Any help on this will be appreciated.
(The reason I'm asking is that I'm considering introducing a thread-pool, and I'd like to understand how much memory I can save by creating a pool of 5 threads, compared to 20 manually created threads)
I have a server application which is heavy in thread usage, it uses a configurable thread pool which is set up by the customer, and in at least one site it has 1000+ threads, and when started up it uses only 50 MB. The reason is that Windows reserves 1MB for the stack (it maps its address space), but it is not necessarily allocated in the physical memory, only a smaller part of it. If the stack grows more than that a page fault is generated and more physical memory is allocated. I don't know what the initial allocation is, but I would assume it's equal to the page granularity of the system (usually 64 KB). Of course, the thread would also use a little more memory for other things when created (TLS, TSS, etc), but my guess for the total would be about 200 KB. And bear in mind that any memory that is not frequently used would be unloaded by the virtual memory manager.
Adding to Fabios comments:
Memory is your second concern, not your first. The purpose of a threadpool is usually to constrain the context switching overhead between threads that want to run concurrently, ideally to the number of CPU cores available.
A context switch is very expensive, often quoted at a few thousand to 10,000+ CPU cycles.
A little test on WinXP (32 bit) clocks in at about 15k private bytes per thread (999 threads created). This is the initial commited stack size, plus any other data managed by the OS.

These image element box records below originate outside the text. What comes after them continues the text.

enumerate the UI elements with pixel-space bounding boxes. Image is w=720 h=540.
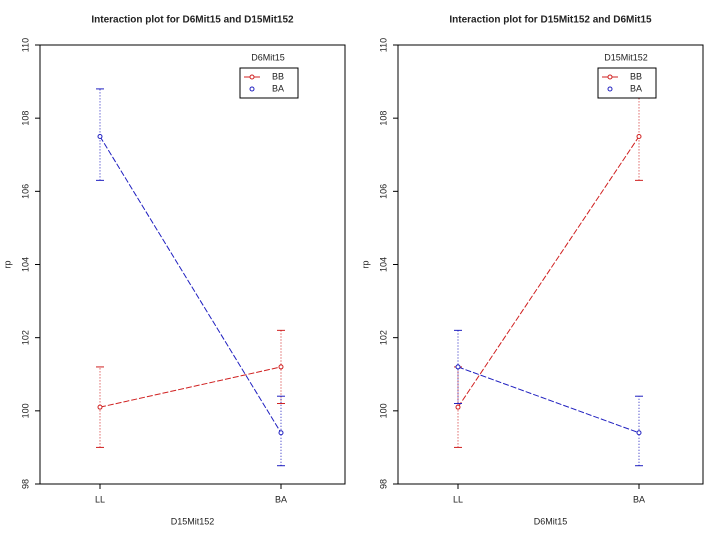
chart-title: Interaction plot for D6Mit15 and D15Mit1… — [91, 15, 294, 26]
legend-label: BA — [630, 83, 642, 93]
legend-label: BA — [272, 83, 284, 93]
y-tick-label: 98 — [378, 479, 388, 489]
y-tick-label: 102 — [20, 330, 30, 345]
legend-box — [239, 67, 299, 99]
point — [97, 133, 103, 139]
legend-title: D6Mit15 — [251, 52, 285, 62]
point — [455, 404, 461, 410]
x-axis-label: D6Mit15 — [534, 516, 568, 526]
series-line — [99, 136, 282, 434]
y-tick-label: 110 — [20, 38, 30, 52]
legend-label: BB — [630, 71, 642, 81]
y-tick-label: 106 — [20, 184, 30, 199]
legend-box — [597, 67, 657, 99]
legend-label: BB — [272, 71, 284, 81]
point — [278, 430, 284, 436]
legend-marker — [607, 74, 613, 80]
y-axis-label: rp — [360, 260, 370, 268]
y-tick-label: 104 — [20, 257, 30, 272]
legend-marker — [249, 86, 255, 92]
y-tick-label: 106 — [378, 184, 388, 199]
y-tick-label: 108 — [378, 111, 388, 126]
point — [278, 364, 284, 370]
x-tick-label: BA — [633, 494, 645, 504]
y-tick-label: 100 — [378, 403, 388, 418]
y-tick-label: 100 — [20, 403, 30, 418]
chart-title: Interaction plot for D15Mit152 and D6Mit… — [449, 15, 652, 26]
y-tick-label: 98 — [20, 479, 30, 489]
plot-frame — [39, 44, 346, 485]
legend-marker — [607, 86, 613, 92]
point — [636, 430, 642, 436]
y-axis-label: rp — [2, 260, 12, 268]
y-tick-label: 102 — [378, 330, 388, 345]
series-line — [457, 136, 640, 408]
x-tick-label: LL — [95, 494, 105, 504]
legend-marker — [249, 74, 255, 80]
x-tick-label: LL — [453, 494, 463, 504]
point — [97, 404, 103, 410]
x-tick-label: BA — [275, 494, 287, 504]
point — [455, 364, 461, 370]
x-axis-label: D15Mit152 — [171, 516, 215, 526]
y-tick-label: 104 — [378, 257, 388, 272]
series-line — [99, 366, 282, 408]
plot-frame — [397, 44, 704, 485]
y-tick-label: 108 — [20, 111, 30, 126]
y-tick-label: 110 — [378, 38, 388, 52]
series-line — [457, 366, 640, 434]
legend-title: D15Mit152 — [604, 52, 648, 62]
point — [636, 133, 642, 139]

If you're using Vista or Win2k8 just use the native Win32 threadpool API. Let it figure out the sizing. I'd also consider partitioning types of workloads e.g. CPU intensive vs. Disk I/O into different pools.
MSDN Threadpool API docs
http://msdn.microsoft.com/en-us/library/ms686766(VS.85).aspx
I think you'd have a hard time detecting any impact of making this kind of a change to working code - 20 threads down to 5. And then add on the added complexity (and overhead) of managing the thread pool. Maybe worth considering on an embedded system, but Win32?

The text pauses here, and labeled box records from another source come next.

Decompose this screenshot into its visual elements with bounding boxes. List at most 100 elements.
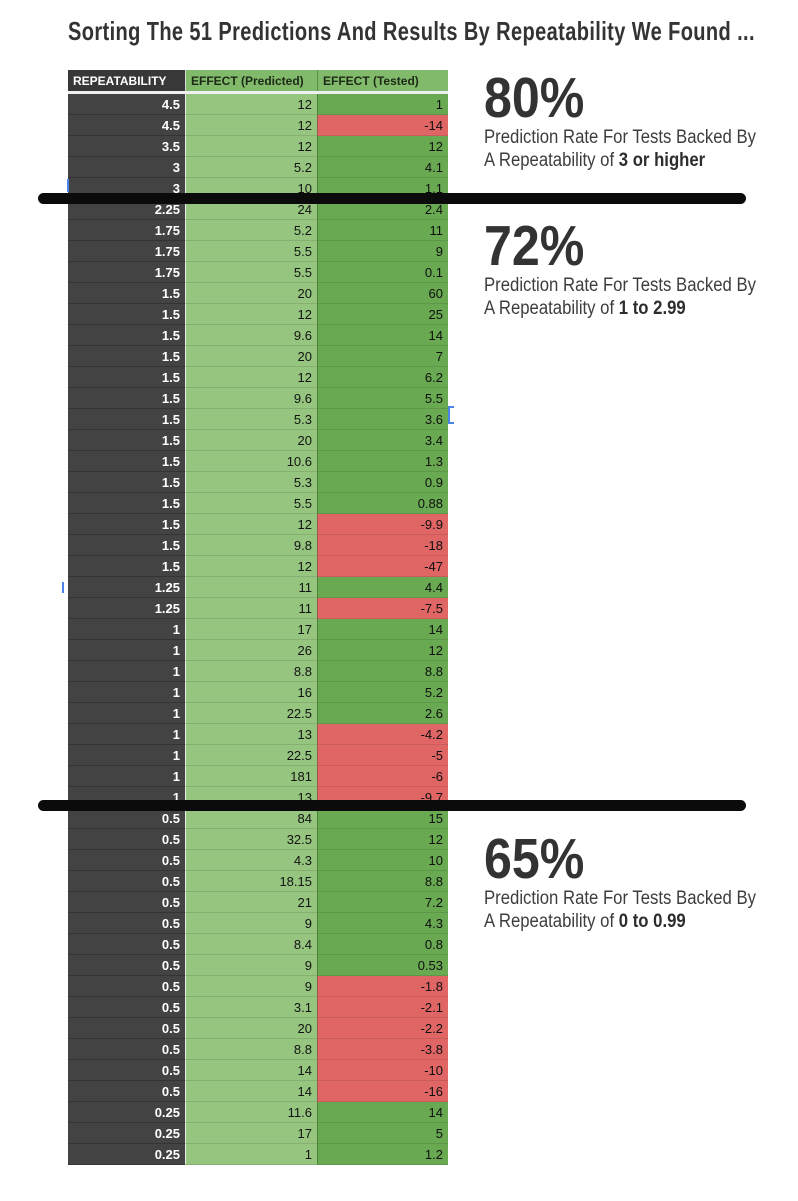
column-header-repeatability: REPEATABILITY [68, 70, 185, 91]
cell-effect-tested: 12 [317, 640, 448, 661]
cell-repeatability: 1.5 [68, 283, 185, 304]
cell-repeatability: 0.5 [68, 1039, 185, 1060]
cell-repeatability: 1 [68, 682, 185, 703]
cell-effect-tested: 2.6 [317, 703, 448, 724]
table-row: 0.5 9 4.3 [68, 913, 448, 934]
cell-repeatability: 0.5 [68, 808, 185, 829]
frozen-row-gap [68, 91, 448, 94]
cell-effect-tested: 0.53 [317, 955, 448, 976]
cell-effect-tested: 3.4 [317, 430, 448, 451]
cell-effect-predicted: 4.3 [185, 850, 317, 871]
table-row: 0.5 4.3 10 [68, 850, 448, 871]
cell-repeatability: 0.5 [68, 913, 185, 934]
annotation-line-2: A Repeatability of 3 or higher [484, 150, 706, 171]
cell-effect-tested: 3.6 [317, 409, 448, 430]
annotation-line-1: Prediction Rate For Tests Backed By [484, 888, 756, 909]
cell-effect-predicted: 22.5 [185, 745, 317, 766]
table-row: 0.5 14 -16 [68, 1081, 448, 1102]
cell-effect-tested: 6.2 [317, 367, 448, 388]
cell-effect-predicted: 5.5 [185, 493, 317, 514]
table-row: 0.5 20 -2.2 [68, 1018, 448, 1039]
cell-effect-predicted: 17 [185, 1123, 317, 1144]
cell-effect-predicted: 5.2 [185, 157, 317, 178]
cell-effect-tested: -2.2 [317, 1018, 448, 1039]
table-row: 3.5 12 12 [68, 136, 448, 157]
table-row: 1 16 5.2 [68, 682, 448, 703]
cell-repeatability: 0.5 [68, 976, 185, 997]
cell-effect-tested: -6 [317, 766, 448, 787]
table-row: 0.5 18.15 8.8 [68, 871, 448, 892]
cell-repeatability: 0.5 [68, 955, 185, 976]
cell-effect-tested: 8.8 [317, 661, 448, 682]
cell-effect-predicted: 22.5 [185, 703, 317, 724]
prediction-rate-percent: 65% [484, 827, 585, 891]
table-row: 2.25 24 2.4 [68, 199, 448, 220]
cell-effect-predicted: 9 [185, 913, 317, 934]
cell-effect-tested: 25 [317, 304, 448, 325]
cell-effect-tested: 60 [317, 283, 448, 304]
table-row: 1.5 5.5 0.88 [68, 493, 448, 514]
table-row: 1.5 12 25 [68, 304, 448, 325]
cell-effect-tested: 9 [317, 241, 448, 262]
table-row: 1.25 11 -7.5 [68, 598, 448, 619]
cell-repeatability: 1.25 [68, 598, 185, 619]
cell-effect-predicted: 32.5 [185, 829, 317, 850]
cell-repeatability: 1.5 [68, 388, 185, 409]
table-row: 0.5 9 -1.8 [68, 976, 448, 997]
table-row: 0.25 11.6 14 [68, 1102, 448, 1123]
cell-effect-predicted: 14 [185, 1081, 317, 1102]
cell-effect-predicted: 5.3 [185, 409, 317, 430]
cell-effect-predicted: 11.6 [185, 1102, 317, 1123]
cell-effect-predicted: 9.6 [185, 325, 317, 346]
annotation-group-2: 72% Prediction Rate For Tests Backed By … [484, 218, 756, 320]
table-row: 1.5 12 6.2 [68, 367, 448, 388]
cell-repeatability: 0.25 [68, 1123, 185, 1144]
cell-effect-tested: -9.9 [317, 514, 448, 535]
cell-repeatability: 1 [68, 703, 185, 724]
cell-repeatability: 1.5 [68, 556, 185, 577]
cell-effect-tested: -16 [317, 1081, 448, 1102]
cell-effect-tested: 4.1 [317, 157, 448, 178]
annotation-line-1: Prediction Rate For Tests Backed By [484, 127, 756, 148]
cell-repeatability: 0.5 [68, 850, 185, 871]
table-row: 1.5 9.6 14 [68, 325, 448, 346]
table-row: 1.5 5.3 0.9 [68, 472, 448, 493]
cell-effect-tested: -47 [317, 556, 448, 577]
cell-effect-tested: 5 [317, 1123, 448, 1144]
cell-repeatability: 1 [68, 745, 185, 766]
cell-effect-predicted: 24 [185, 199, 317, 220]
table-row: 1.5 12 -47 [68, 556, 448, 577]
cell-effect-tested: 4.3 [317, 913, 448, 934]
cell-effect-predicted: 12 [185, 304, 317, 325]
cell-effect-tested: 7 [317, 346, 448, 367]
table-row: 4.5 12 -14 [68, 115, 448, 136]
cell-effect-predicted: 5.3 [185, 472, 317, 493]
cell-repeatability: 1.5 [68, 493, 185, 514]
cell-effect-predicted: 12 [185, 94, 317, 115]
column-header-effect-tested: EFFECT (Tested) [317, 70, 448, 91]
annotation-line-2: A Repeatability of 0 to 0.99 [484, 911, 686, 932]
cell-effect-tested: 10 [317, 850, 448, 871]
cell-effect-predicted: 8.8 [185, 1039, 317, 1060]
cell-repeatability: 1 [68, 724, 185, 745]
table-row: 0.5 21 7.2 [68, 892, 448, 913]
cell-repeatability: 1.5 [68, 514, 185, 535]
cell-effect-predicted: 20 [185, 346, 317, 367]
cell-effect-tested: 14 [317, 619, 448, 640]
cell-repeatability: 4.5 [68, 115, 185, 136]
cell-effect-tested: 4.4 [317, 577, 448, 598]
cell-repeatability: 1.5 [68, 346, 185, 367]
table-row: 0.5 14 -10 [68, 1060, 448, 1081]
table-row: 0.25 17 5 [68, 1123, 448, 1144]
cell-repeatability: 4.5 [68, 94, 185, 115]
cell-repeatability: 3 [68, 157, 185, 178]
annotation-line-1: Prediction Rate For Tests Backed By [484, 275, 756, 296]
cell-repeatability: 1 [68, 661, 185, 682]
table-row: 0.5 84 15 [68, 808, 448, 829]
prediction-rate-percent: 72% [484, 214, 585, 278]
cell-repeatability: 1.75 [68, 220, 185, 241]
cell-effect-tested: 12 [317, 136, 448, 157]
cell-effect-tested: 14 [317, 1102, 448, 1123]
cell-effect-tested: 0.1 [317, 262, 448, 283]
cell-effect-tested: -3.8 [317, 1039, 448, 1060]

And you can set the stack size to whatever you want.
This depends highly on the system:
But usually, each processes is independent. Usually the system scheduler makes sure that each processes gets equal access to the available processor. Thus a multi threaded application time is multiplexed between the available threads.
Memory allocated to a thread will affect the memory available to the processes but not the memory available to other processes. A good OS will page out unused stack space so it is not in physical memory. Though if your threads allocate enough memory while live you could cause thrashing as each processor's memory is paged to/from secondary device.
I doubt a sleeping thread has any (very little) impact on the system.
It is not using any CPU
Any memory it is using can be paged out to a secondary device.
I guess this can be measured quite easily.
Get the amount of resources used by the system before creating a thread
Create a thread with default system values (default heap size and others)
Get the amount of resources after creating a thread and make the difference (with step 1).
Note that some threads need to be specified different values than the default ones.
You can try and find an average memory use by creating various number of threads (step 2).
The memory allocated by the OS when creating a thread consists of threads local data: TCB TLS ...
From wikipedia: "Threads do not own resources except for a stack, a copy of the registers including the program counter, and thread-local storage (if any)."